= Passive data structure =

Another term for record

In computer science and object-oriented programming, a passive data structure (PDS), also termed a plain old data structure or plain old data (POD), is a record, in contrast with objects. It is a data structure that is represented only as passive collections of field values (instance variables), without using object-oriented features.

==Rationale==
Passive data structures are appropriate when there is a part of a system where it should be clearly indicated that the detailed logic for data manipulation and integrity are elsewhere. PDSs are often found at the boundaries of a system, where information is being moved to and from other systems or persistent storage and the problem domain logic that is found in other parts of the system is irrelevant. For example, PDS would be convenient for representing the field values of objects that are being constructed from external data, in a part of the system where the semantic checks and interpretations needed for valid objects are not applied yet.

==In C++==
A PDS type in C++, or Plain Old C++ Object, is defined as either a scalar type or a PDS class. A PDS class has no user-defined copy assignment operator, no user-defined destructor, and no non-static data members that are not themselves PDS. Moreover, a PDS class must be an aggregate, meaning it has no user-declared constructors, no private nor protected non-static data, no virtual base classes (Note: A PDS class can have a base class whose first non-static data members differs.) and no virtual functions. The standard includes statements about how PDS must behave in C++. The type_traits library in the C++ Standard Library provides a template named is_pod that can be used to determine whether a given type is a POD. In C++20 the notion of “plain old data” (POD) and by that is_pod is deprecated and replaced with the concept of “trivial” and “standard-layout” types.

In some contexts, C++ allows only PDS types to be used. For example, a union in C++98 cannot contain a class that has virtual functions or nontrivial constructors or destructors. This restriction is imposed because the compiler cannot determine which constructor or destructor should be called for a union. PDS types can also be used for interfacing with C, which supports only PDS.

==In Java==
In Java, some developers consider that the PDS concept corresponds to a class with public data members and no methods (Java Code Conventions 10.1), i.e., a data transfer object. Others would also include Plain old Java objects (POJOs), a class that has methods but only getters and setters, with no logic, and JavaBeans to fall under the PDS concept if they do not use event handling and do not implement added methods beyond getters and setters. However, POJOs and Java Beans have encapsulation, and so violate the fundamental definition of PDS.

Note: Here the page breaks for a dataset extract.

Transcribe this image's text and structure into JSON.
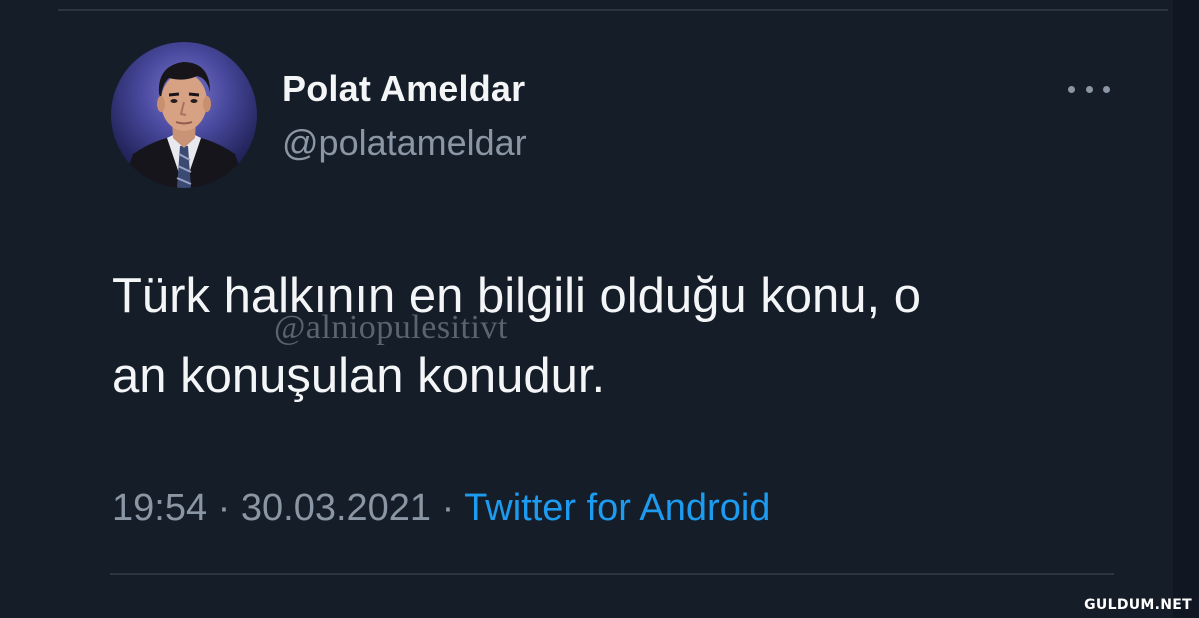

Records (introduced in Java 16, in 2021) are shallowly immutable carriers of data without encapsulation, and therefore they can also be considered PDS.

==In other languages==
In PHP, associative arrays and stdClass objects can be considered PDS.

Other structured data representations such as XML or JSON can also be used as a PDS if no significant semantic restrictions are used.

In Python, dataclass module provides dataclasses - often used as behaviourless containers for holding data, with options for data validation. The dataclasses in Python, introduced in version 3.7, that provide a convenient way to create a class and store data values. The data classes use to save our repetitive code and provide better readability.

In C, structs are used in the same manner.